McDonald’s is expected to generate a modest profit from its $5 meal deal, with profit margins estimated to be between 1% and 5%. This translates to approximately $0.05 to $0.25 earned for each meal sold, as noted by restaurant analyst Mark Kalinowski.

The promotional offer is part of McDonald’s strategy to attract budget-conscious consumers who are grappling with inflation. The goal is to encourage them to purchase additional items beyond the $5 meal once they are inside the restaurant.

However, the profitability of this deal will vary based on various factors, including ingredient costs, labor, and overhead expenses. According to Arlene Spiegel, president of Arlene Spiegel & Associates, the $5 meal deal is considered more promotional than profitable.

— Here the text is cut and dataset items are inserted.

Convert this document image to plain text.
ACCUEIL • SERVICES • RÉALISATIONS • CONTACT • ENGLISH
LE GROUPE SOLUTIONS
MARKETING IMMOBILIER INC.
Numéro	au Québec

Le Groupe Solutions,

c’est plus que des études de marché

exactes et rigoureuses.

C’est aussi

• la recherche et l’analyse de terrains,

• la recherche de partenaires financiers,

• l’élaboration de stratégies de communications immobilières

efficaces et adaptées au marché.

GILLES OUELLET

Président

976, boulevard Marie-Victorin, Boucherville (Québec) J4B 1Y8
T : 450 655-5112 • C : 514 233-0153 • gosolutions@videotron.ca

It is important to note that around 95% of McDonald’s locations are franchisee-owned, meaning franchisees control their own pricing and must absorb rising costs like rent, insurance, permits, and taxes. McDonald’s U.S. president Joe Erlinger previously mentioned that franchisees often implement promotional strategies to offset these expenses.

Spiegel emphasized that despite attracting customers, the meal bundle likely serves as a “loss leader” intended to draw patrons back into the restaurants. Once costs for labor, packaging, condiments, delivery, and marketing are included, franchise owners may find that their potential profits from the deal are significantly reduced.